The fertile plains of Thessaly Greece (Thessalia) makes up one of Greece’s most important bread baskets. Passing through the region, one is greeted by a golden expanse of wheat, corn and barley set against a dramatic backdrop of distant mountains. Dynamic cities such as Larisa and Bolos dominate the region’s business scene.
At first glance, they may not appear to have much to lure one off the highway, but they do have their special charms, such as the waterfront ouzeri taverns of Volos, said to be the countries best.
While many people travel through Thessaly Greece on the busy motorway and railway line that connects Athens with the rest of Europe, few linger in the agricultural heartland, such as the heavily wooded Pelion peninsula in the east and the craggy mountains that define the province’s northern border.
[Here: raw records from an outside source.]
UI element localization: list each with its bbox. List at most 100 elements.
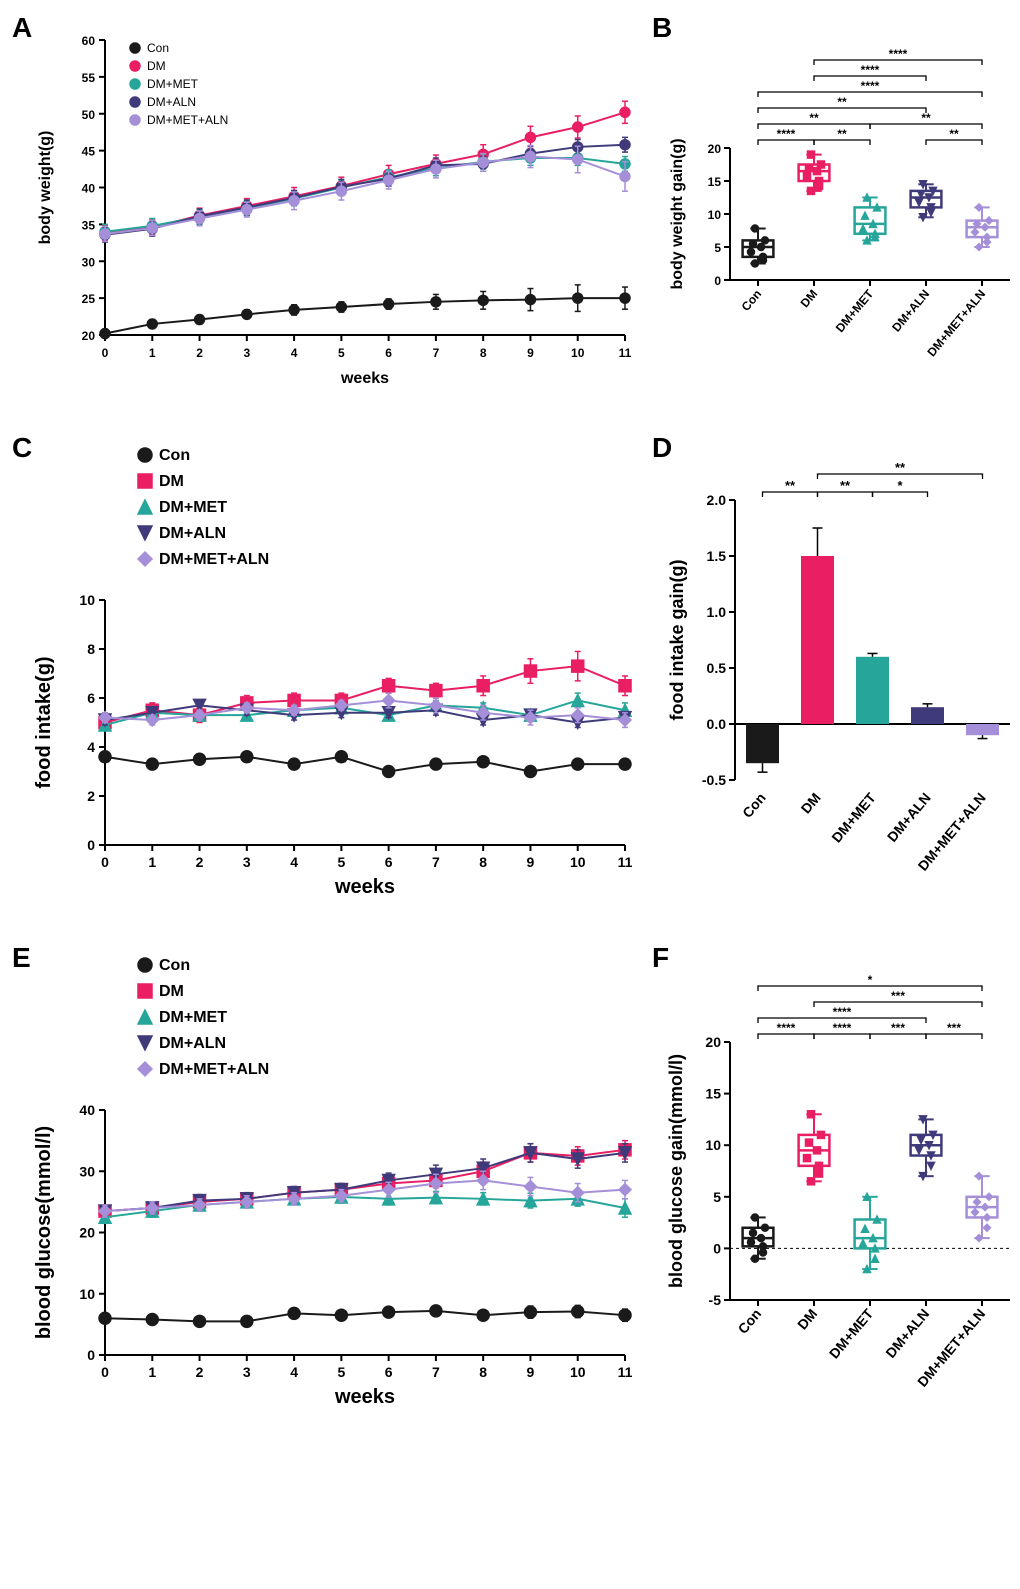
svg-text:0: 0 [714, 274, 721, 288]
svg-text:9: 9 [527, 854, 535, 870]
svg-text:20: 20 [82, 329, 96, 343]
svg-text:7: 7 [432, 1364, 440, 1380]
svg-text:DM+ALN: DM+ALN [884, 790, 934, 845]
svg-text:11: 11 [618, 1364, 633, 1380]
svg-text:6: 6 [385, 854, 393, 870]
svg-text:Con: Con [159, 447, 190, 464]
svg-text:**: ** [785, 478, 796, 493]
svg-text:DM+ALN: DM+ALN [147, 95, 196, 109]
svg-text:**: ** [895, 460, 906, 475]
svg-text:8: 8 [87, 641, 95, 657]
svg-text:2: 2 [196, 346, 203, 360]
svg-text:DM+ALN: DM+ALN [889, 287, 932, 335]
svg-text:2: 2 [87, 788, 95, 804]
svg-text:****: **** [777, 127, 796, 141]
svg-text:Con: Con [739, 287, 765, 314]
svg-text:50: 50 [82, 108, 96, 122]
svg-text:DM+MET: DM+MET [159, 1009, 227, 1026]
svg-text:5: 5 [714, 241, 721, 255]
svg-text:DM+MET: DM+MET [147, 77, 199, 91]
svg-text:***: *** [947, 1021, 961, 1035]
svg-text:20: 20 [708, 142, 722, 156]
svg-text:1: 1 [148, 1364, 156, 1380]
svg-text:11: 11 [618, 854, 633, 870]
svg-text:*: * [868, 973, 873, 987]
svg-text:DM: DM [159, 473, 184, 490]
svg-text:**: ** [809, 111, 819, 125]
svg-text:****: **** [833, 1021, 852, 1035]
svg-text:30: 30 [82, 255, 96, 269]
svg-text:DM: DM [794, 1306, 820, 1333]
svg-text:15: 15 [705, 1086, 721, 1102]
panel-b-label: B [652, 12, 672, 44]
svg-text:1.5: 1.5 [707, 548, 727, 564]
svg-text:DM+ALN: DM+ALN [882, 1306, 932, 1361]
svg-text:DM+MET: DM+MET [828, 789, 879, 845]
svg-text:3: 3 [243, 346, 250, 360]
panel-a-label: A [12, 12, 32, 44]
svg-text:DM+MET: DM+MET [826, 1305, 877, 1361]
svg-text:10: 10 [570, 1364, 586, 1380]
svg-text:****: **** [861, 79, 880, 93]
svg-text:-5: -5 [709, 1292, 722, 1308]
svg-text:***: *** [891, 989, 905, 1003]
svg-text:DM+MET+ALN: DM+MET+ALN [924, 287, 988, 359]
svg-text:blood glucose(mmol/l): blood glucose(mmol/l) [33, 1126, 55, 1339]
svg-text:6: 6 [87, 690, 95, 706]
svg-text:2.0: 2.0 [707, 492, 727, 508]
svg-text:5: 5 [337, 854, 345, 870]
svg-text:0.0: 0.0 [707, 716, 727, 732]
svg-text:DM+ALN: DM+ALN [159, 1035, 226, 1052]
svg-text:20: 20 [705, 1034, 721, 1050]
panel-c: C 024681001234567891011weeksfood intake(… [20, 440, 640, 910]
svg-text:**: ** [840, 478, 851, 493]
svg-text:0: 0 [101, 854, 109, 870]
svg-text:DM: DM [798, 790, 824, 817]
svg-text:7: 7 [433, 346, 440, 360]
svg-text:1: 1 [149, 346, 156, 360]
svg-text:**: ** [837, 127, 847, 141]
svg-text:8: 8 [479, 1364, 487, 1380]
svg-text:***: *** [891, 1021, 905, 1035]
svg-text:**: ** [949, 127, 959, 141]
svg-text:40: 40 [79, 1102, 95, 1118]
svg-text:weeks: weeks [340, 370, 389, 387]
svg-text:0: 0 [713, 1240, 721, 1256]
svg-text:3: 3 [243, 1364, 251, 1380]
svg-text:5: 5 [713, 1189, 721, 1205]
svg-text:DM+MET: DM+MET [159, 499, 227, 516]
svg-text:10: 10 [705, 1137, 721, 1153]
svg-text:8: 8 [480, 346, 487, 360]
svg-text:Con: Con [735, 1306, 765, 1337]
svg-text:1: 1 [148, 854, 156, 870]
svg-text:Con: Con [159, 957, 190, 974]
svg-text:2: 2 [196, 1364, 204, 1380]
svg-text:10: 10 [79, 1286, 95, 1302]
panel-d: D -0.50.00.51.01.52.0food intake gain(g)… [660, 440, 1020, 910]
svg-text:5: 5 [337, 1364, 345, 1380]
svg-text:10: 10 [571, 346, 585, 360]
svg-text:35: 35 [82, 218, 96, 232]
svg-text:2: 2 [196, 854, 204, 870]
svg-text:0.5: 0.5 [707, 660, 727, 676]
svg-text:weeks: weeks [334, 1386, 395, 1408]
svg-text:0: 0 [101, 1364, 109, 1380]
svg-text:DM: DM [798, 287, 821, 310]
svg-text:40: 40 [82, 182, 96, 196]
svg-text:DM+MET+ALN: DM+MET+ALN [159, 551, 269, 568]
svg-text:3: 3 [243, 854, 251, 870]
svg-text:weeks: weeks [334, 876, 395, 898]
svg-text:DM: DM [159, 983, 184, 1000]
svg-text:20: 20 [79, 1225, 95, 1241]
svg-text:1.0: 1.0 [707, 604, 727, 620]
svg-text:7: 7 [432, 854, 440, 870]
svg-text:6: 6 [385, 1364, 393, 1380]
svg-text:0: 0 [102, 346, 109, 360]
svg-text:DM+MET+ALN: DM+MET+ALN [159, 1061, 269, 1078]
svg-text:55: 55 [82, 71, 96, 85]
panel-f: F -505101520blood glucose gain(mmol/l)Co… [660, 950, 1020, 1420]
svg-text:11: 11 [619, 346, 632, 360]
svg-text:****: **** [889, 47, 908, 61]
svg-text:4: 4 [291, 346, 298, 360]
svg-text:4: 4 [290, 1364, 298, 1380]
The hook-shaped Pelion peninsula curves between the mainland and Sporades islands, creating the broad Pagasetic Gulf. The terrain is extremely mountainous and largely covered in orchards and native forest. Ancient cobblestone donkey trails called kalderimia meander through sprawling forests of maple, oak, beech and chestnut trees, creating a path that connects the peninsula’s many mountain villages and secluded beaches.
Popular with hiking enthusiasts, the area is also rich in wildlife, especially birds and butterflies.
The Pelion featured prominently in Greek mythology as the homeland of the mischievous centaurs, rowdy mythical beings said to have the head and torso of a man, and the body and legs of a horse.
Jason and the Argonauts were also known to depart from Volos, to begin their journey of acquiring the Golden Fleece. In much more recent days, the coastal city served as a secure hiding place for Jews during the Nazi occupation.
At the northern extreme of Thessaly is the traditional divide between northern and central Greece-the towering Mount Olympus, traditional abode of the gods and the place from which Zeus ruled over heaven and earth.
Ancient Greeks believed that the clouds which often swathed the mountain were a gate through which only the divine could pass, and that the summit was crowned by a magnificent palace in which Zeus and the Olympian gods whiled away their days drinking ambrosia as the toyed with the fate of mortals. Today, the summit can be reached via walking paths from the Litochoro village.